I havent heard that band in a while (since I stopped house sharing with a life long friend of mine, who loved them)

Hard Rock Calling, Hyde Park - Pearl Jam....Ben Harper, "Under pressure" impromptu sound check collab, awesome stuff!

Megadeth, at the Wolfrun sometime in the 90s, rubbish, and made me go off the band somewhat.

Anathema, Black Star (members of Carcass), and Cathedral, CUSU 90s, £4 on the door. Best Bargain gig ever.

Nick Oliveri, Mondogenerator, Desert Sessions, plus Mark Lanegan, surprised by my drummer hero being their drummer....amazed Matt Cameron. 3 bands, 3 or 4 of the same folks in all 3 bands, another cheap gig at Brum Academy.

Reef, Glow tour, Leicester, great gig, got a drumstick, which I have lost years ago, and gained a friend with near concussion, when their bassist stage dived onto our group.

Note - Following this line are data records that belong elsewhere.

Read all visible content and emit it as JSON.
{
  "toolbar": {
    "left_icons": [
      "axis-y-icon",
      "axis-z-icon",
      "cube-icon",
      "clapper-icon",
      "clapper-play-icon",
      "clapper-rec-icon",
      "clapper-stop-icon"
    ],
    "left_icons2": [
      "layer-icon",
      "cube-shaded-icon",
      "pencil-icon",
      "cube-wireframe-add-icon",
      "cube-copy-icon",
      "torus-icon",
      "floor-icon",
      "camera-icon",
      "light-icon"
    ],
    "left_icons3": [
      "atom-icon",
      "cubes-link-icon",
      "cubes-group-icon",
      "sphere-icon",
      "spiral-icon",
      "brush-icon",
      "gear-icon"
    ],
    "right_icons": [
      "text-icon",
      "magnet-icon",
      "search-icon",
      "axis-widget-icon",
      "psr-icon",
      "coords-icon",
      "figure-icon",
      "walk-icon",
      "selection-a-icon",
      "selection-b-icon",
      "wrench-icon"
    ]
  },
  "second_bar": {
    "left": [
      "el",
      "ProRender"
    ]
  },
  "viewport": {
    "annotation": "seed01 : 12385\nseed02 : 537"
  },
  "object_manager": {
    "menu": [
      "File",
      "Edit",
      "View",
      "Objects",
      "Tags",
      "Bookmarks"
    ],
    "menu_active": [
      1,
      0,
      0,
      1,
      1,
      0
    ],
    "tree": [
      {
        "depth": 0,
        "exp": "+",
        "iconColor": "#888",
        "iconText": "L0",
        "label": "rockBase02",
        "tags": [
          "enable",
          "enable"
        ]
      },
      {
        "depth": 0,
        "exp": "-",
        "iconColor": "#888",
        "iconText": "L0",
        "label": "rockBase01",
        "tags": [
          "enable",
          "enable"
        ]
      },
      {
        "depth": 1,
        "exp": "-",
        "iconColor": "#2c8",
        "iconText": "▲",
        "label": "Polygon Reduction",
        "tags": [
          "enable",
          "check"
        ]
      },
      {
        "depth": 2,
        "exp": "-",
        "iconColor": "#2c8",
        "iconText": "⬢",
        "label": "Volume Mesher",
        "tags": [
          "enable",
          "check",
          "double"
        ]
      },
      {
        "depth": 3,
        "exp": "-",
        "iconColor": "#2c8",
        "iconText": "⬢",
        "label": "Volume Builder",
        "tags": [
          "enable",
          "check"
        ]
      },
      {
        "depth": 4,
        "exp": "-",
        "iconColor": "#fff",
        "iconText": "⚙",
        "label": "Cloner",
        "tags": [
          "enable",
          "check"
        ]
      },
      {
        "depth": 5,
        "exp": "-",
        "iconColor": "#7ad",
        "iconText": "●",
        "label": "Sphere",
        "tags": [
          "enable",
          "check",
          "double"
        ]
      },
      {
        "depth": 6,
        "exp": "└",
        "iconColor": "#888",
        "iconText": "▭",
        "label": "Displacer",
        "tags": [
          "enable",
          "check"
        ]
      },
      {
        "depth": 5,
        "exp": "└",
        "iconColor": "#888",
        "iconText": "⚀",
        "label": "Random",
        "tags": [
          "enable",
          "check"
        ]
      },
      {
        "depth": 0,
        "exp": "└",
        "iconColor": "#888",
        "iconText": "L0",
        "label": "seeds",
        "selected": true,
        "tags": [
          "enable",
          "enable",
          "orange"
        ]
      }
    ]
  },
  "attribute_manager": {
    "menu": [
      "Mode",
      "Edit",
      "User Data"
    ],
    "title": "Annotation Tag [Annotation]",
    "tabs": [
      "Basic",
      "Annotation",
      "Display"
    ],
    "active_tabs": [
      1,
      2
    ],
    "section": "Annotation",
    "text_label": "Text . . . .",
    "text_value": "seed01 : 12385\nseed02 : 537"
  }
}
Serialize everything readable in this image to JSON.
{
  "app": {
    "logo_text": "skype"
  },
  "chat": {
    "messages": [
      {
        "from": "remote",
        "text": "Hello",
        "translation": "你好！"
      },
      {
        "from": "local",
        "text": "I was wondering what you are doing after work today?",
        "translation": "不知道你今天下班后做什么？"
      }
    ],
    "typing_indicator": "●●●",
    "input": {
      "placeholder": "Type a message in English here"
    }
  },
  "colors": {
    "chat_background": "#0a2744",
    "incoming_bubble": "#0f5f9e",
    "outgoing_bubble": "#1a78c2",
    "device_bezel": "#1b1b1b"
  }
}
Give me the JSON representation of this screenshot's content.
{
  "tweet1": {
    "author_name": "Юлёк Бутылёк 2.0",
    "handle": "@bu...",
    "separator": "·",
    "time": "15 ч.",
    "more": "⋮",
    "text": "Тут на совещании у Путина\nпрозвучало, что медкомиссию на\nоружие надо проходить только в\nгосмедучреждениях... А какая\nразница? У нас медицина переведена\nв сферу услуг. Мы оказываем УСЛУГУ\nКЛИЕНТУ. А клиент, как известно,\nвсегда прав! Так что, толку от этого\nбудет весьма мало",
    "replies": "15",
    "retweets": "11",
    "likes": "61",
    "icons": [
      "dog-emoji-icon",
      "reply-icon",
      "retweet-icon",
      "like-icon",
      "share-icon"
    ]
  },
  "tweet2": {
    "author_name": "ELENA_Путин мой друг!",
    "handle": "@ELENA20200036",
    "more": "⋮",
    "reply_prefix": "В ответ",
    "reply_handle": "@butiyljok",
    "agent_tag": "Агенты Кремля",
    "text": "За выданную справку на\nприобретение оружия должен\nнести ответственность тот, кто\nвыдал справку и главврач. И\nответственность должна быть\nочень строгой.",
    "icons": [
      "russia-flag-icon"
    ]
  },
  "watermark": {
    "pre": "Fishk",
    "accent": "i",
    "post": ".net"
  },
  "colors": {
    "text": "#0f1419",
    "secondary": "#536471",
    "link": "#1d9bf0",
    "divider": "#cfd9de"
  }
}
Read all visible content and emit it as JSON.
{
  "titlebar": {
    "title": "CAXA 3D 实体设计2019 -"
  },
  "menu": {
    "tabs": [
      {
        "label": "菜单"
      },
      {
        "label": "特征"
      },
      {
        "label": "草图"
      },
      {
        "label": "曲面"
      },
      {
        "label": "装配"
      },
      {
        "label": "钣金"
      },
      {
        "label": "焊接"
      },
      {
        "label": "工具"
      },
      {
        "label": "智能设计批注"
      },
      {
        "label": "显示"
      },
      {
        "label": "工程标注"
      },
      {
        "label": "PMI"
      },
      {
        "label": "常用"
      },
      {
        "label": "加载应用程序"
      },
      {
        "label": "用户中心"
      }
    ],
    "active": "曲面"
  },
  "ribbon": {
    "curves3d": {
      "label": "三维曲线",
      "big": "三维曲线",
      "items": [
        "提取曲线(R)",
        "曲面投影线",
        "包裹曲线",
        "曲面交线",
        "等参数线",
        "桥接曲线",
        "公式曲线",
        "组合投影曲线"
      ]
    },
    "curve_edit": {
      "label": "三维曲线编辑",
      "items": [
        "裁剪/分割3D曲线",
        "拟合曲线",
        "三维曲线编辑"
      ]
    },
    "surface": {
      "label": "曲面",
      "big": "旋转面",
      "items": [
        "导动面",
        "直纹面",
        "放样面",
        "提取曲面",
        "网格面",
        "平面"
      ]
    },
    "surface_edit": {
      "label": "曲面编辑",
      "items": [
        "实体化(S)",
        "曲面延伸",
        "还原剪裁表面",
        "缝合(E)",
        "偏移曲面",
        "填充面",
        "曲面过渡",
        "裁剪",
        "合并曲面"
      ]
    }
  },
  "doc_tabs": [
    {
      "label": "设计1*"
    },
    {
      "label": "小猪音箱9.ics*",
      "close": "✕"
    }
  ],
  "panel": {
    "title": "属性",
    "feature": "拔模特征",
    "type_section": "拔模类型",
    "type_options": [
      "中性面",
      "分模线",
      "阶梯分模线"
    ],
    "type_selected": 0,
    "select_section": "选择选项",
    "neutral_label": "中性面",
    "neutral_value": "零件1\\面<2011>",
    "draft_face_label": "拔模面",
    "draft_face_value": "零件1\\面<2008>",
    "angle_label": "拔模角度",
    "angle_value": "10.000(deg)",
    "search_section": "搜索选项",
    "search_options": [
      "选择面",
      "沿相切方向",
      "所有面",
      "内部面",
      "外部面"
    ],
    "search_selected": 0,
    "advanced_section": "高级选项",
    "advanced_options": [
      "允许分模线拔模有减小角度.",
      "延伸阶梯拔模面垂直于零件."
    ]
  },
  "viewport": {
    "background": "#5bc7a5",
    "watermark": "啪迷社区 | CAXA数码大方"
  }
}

Roxette, NIA, early 90s, best sound I ever heard in the NIA, best sound of any gig I have ever been too.

Brian May, shortly after Freddie died, again at the NIA. Worst sound I have ever heard, short of Megadeth at the Wolfrun.

I will always wish I had gotten to see Soundgarden, or Audioslave while Chris Cornell was alive.